Top-end players who analyze the engine enough do.

Otherwise, they shrug and say "sometimes 1, sometimes 2 HP"

And even so, we're used to seeing 0/50HP and it meaning "dead" across many games. Seeing 0/50HP and it meaning "just a small amount of HP left" isn't ideal.

Not to mention that weird situations with 5.551115123125783e-17 HP remaining aren't great either (where a player may end up with effectively an "extra" hit point).


Again I say “so what?”. The unit is one hit away from death either way, and the player will know it.


At this point, with your Smaug-related comment, etc-- I've become convinced you're trolling.

But just to humor you: the desire is to have a system where floating point neither surprisingly kills nor gives characters extra hit points. There's a lot of subtlety in this. Schemes where all damage are percents don't preserve the essential pieces of RPG combat systems. Moving the threshold from 1 to 0 HP violates the conventions of the art and doesn't eliminate the problems (you can still end up with hit points epsilon away from 0, instead of 1).


The problem isn’t hitpoints that are an epsilon away from 1, it’s that an operation which looked innocuous moved the HP to an epsilon _below_ 1. That would never happen with 0, however, as multiplication and division of positive numbers always gives a positive result.

And in D&D, incapacitation happens when a character drops below 0 HP, and death happens once they drop below -10HP. There is no grand convention that all RPG games follow here; each game is making things up as they go. They picked badly when they designed Age of Empires, and that’s ok. It’s not the end of the world. Just know that we can do better if we are paying attention.

And I am serious when I ask “so what?”. Why is it so bad if the game displays 0/55HP? The players all know that fractional HP damage exists, and they can see that their unit is still alive, so what is the problem? They will be at least as amazed that their unit survived as they currently are when they see a unit at 1/55HP.

I am likewise serious about Smaug; there is no way that combat makes any sense if Smaug has a large number of hitpoints or that any weapon at all can damage him. Using hitpoints as an abstraction completely loses all of the flavor of Tolkien’s original descriptions. A better model is one using damage reduction and sensible internal organs; a strike that pierces the heart will kill even a dragon.


> however, as multiplication and division of positive numbers always gives a positive result.

Depends on what you do with subnormals and underflow, etc.

> There is no grand convention that all RPG games follow here

Computer RPGs have shown 0/812 for dead for ... forever.

> The players all know that fractional HP damage exists

I think most players will be confused.

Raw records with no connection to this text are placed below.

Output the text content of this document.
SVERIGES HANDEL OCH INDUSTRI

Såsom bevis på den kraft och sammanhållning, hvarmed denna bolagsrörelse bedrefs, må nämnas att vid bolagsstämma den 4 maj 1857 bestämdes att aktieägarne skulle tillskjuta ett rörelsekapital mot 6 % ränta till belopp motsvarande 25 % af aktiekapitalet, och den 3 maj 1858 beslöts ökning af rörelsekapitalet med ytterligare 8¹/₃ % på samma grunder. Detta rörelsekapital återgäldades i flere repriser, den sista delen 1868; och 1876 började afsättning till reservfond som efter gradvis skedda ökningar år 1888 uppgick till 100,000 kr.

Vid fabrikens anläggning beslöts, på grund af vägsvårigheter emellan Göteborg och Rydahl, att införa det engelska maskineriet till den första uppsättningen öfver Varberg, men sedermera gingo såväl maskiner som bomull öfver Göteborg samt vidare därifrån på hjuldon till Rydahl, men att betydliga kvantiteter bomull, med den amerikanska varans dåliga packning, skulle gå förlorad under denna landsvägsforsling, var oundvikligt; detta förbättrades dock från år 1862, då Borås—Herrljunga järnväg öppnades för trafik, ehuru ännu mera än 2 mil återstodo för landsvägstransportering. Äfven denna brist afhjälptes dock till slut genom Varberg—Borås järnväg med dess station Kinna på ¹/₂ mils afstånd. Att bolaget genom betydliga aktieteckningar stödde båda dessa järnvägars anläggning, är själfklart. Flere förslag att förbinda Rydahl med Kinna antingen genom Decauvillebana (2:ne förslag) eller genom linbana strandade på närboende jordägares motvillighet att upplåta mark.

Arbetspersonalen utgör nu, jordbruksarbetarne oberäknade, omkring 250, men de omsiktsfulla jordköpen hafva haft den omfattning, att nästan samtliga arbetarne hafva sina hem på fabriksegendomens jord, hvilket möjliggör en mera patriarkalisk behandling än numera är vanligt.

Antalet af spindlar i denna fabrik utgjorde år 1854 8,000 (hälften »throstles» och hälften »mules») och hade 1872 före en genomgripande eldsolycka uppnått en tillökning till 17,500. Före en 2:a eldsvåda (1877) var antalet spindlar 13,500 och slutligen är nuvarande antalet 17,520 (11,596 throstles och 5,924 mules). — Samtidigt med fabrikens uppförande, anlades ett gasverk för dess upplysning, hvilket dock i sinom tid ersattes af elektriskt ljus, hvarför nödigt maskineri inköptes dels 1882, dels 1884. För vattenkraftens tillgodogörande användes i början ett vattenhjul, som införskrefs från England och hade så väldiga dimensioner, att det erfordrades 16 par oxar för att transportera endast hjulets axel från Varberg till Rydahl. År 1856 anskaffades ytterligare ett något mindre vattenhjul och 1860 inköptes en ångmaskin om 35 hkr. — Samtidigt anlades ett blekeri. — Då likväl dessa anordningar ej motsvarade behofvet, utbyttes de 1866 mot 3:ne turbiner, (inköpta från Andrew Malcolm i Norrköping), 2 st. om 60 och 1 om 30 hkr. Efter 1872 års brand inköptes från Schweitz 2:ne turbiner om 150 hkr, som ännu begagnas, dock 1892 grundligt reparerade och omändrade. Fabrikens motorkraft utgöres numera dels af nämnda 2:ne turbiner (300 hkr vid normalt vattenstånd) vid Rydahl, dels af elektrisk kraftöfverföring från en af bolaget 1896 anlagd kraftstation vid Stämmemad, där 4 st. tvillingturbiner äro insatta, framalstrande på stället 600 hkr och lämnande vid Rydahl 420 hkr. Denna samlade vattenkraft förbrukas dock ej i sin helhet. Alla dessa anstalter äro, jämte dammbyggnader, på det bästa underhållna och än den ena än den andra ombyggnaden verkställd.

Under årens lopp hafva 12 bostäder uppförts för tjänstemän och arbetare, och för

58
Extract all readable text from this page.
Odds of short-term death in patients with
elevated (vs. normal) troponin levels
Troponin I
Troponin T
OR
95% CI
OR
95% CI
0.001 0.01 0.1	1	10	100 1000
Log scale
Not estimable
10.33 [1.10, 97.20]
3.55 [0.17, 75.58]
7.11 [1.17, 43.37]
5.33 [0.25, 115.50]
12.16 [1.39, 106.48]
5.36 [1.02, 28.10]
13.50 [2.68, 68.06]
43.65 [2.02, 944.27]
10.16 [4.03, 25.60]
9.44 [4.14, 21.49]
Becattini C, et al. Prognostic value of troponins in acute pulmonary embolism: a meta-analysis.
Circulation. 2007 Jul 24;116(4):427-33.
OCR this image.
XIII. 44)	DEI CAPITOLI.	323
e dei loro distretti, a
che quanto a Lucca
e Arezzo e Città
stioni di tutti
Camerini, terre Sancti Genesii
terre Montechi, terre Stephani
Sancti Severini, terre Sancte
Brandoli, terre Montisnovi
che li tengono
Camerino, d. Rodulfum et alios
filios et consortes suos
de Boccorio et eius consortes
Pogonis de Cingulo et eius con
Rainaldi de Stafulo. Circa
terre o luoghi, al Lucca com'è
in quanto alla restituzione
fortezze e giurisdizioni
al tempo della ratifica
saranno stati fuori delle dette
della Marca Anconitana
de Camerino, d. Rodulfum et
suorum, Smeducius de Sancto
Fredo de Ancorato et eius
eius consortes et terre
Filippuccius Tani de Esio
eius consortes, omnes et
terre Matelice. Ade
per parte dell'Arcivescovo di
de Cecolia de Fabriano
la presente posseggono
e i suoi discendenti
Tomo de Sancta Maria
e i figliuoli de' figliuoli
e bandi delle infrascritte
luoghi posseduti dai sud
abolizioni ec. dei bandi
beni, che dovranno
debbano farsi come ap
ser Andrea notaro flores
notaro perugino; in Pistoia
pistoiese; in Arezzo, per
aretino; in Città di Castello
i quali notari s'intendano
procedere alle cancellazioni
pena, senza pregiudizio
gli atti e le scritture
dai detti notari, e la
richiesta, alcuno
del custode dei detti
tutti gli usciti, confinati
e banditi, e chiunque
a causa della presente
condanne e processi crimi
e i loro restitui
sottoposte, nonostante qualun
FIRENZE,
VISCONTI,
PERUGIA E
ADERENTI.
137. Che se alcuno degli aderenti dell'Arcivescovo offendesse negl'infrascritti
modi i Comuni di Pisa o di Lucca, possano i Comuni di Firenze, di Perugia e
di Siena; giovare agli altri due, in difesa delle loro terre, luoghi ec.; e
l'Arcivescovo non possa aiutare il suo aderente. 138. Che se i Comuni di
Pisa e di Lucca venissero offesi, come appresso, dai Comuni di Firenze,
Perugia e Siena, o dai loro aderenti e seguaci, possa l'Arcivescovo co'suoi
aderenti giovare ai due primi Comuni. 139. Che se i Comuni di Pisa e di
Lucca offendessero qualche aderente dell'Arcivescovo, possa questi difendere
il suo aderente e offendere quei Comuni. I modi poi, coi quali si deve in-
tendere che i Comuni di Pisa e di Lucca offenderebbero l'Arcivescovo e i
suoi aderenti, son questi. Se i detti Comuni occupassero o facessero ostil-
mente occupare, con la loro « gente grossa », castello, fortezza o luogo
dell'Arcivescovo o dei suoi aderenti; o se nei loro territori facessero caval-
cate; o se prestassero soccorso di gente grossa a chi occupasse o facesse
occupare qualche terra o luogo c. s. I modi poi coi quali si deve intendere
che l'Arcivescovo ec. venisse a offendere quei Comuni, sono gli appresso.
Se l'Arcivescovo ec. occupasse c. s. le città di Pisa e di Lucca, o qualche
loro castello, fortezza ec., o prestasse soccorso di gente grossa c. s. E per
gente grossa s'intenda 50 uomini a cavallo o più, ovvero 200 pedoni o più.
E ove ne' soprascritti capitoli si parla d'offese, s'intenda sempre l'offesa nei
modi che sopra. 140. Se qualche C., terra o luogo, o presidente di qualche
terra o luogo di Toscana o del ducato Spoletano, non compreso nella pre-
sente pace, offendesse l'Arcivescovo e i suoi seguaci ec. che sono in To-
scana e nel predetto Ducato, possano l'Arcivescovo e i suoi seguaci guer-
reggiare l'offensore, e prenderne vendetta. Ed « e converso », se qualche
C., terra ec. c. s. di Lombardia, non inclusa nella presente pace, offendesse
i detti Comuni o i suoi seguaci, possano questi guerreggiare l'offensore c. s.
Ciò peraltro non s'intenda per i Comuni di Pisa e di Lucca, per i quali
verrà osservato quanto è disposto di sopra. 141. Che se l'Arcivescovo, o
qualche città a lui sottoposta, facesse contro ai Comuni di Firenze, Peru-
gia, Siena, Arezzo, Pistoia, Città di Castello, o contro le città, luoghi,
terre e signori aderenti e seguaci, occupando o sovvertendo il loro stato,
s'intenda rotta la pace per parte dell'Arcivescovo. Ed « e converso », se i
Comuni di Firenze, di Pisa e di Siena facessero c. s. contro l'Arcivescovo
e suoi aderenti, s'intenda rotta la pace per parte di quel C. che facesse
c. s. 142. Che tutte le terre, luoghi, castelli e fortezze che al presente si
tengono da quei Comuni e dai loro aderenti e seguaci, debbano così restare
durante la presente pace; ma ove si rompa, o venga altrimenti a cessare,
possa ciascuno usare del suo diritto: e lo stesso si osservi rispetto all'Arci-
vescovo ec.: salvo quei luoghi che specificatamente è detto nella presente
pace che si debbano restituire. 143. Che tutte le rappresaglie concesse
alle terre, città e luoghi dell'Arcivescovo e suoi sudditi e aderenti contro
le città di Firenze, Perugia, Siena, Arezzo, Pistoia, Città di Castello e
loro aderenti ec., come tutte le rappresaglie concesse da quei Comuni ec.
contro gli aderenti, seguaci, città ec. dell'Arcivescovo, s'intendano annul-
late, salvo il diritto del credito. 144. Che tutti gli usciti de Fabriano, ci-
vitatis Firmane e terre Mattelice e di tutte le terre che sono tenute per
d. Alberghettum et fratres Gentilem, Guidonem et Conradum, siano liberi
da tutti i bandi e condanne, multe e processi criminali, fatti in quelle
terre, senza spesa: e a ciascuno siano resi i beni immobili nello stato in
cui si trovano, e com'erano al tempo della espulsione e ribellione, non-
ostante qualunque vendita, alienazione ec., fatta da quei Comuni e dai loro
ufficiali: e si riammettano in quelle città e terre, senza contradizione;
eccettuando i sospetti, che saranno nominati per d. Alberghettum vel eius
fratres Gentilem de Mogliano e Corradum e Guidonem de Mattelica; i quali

And for what, to make it "safe" doing floating point operations in the wrong order? (I doubt it's still safe, overall).

> I am likewise serious about Smaug; there is no way that combat makes any sense if Smaug has a large number of hitpoints or that any weapon at all can damage him.

Common mechanisms: an armor class that makes it hard to hit; a fixed amount of damage reduction so that a needle does nothing; a lot of hitpoints.

> and sensible internal organs;

It gets excessively complicated and annoying. Battletech is already excessively complicated, and doesn't go quite as far as you're advocating for here.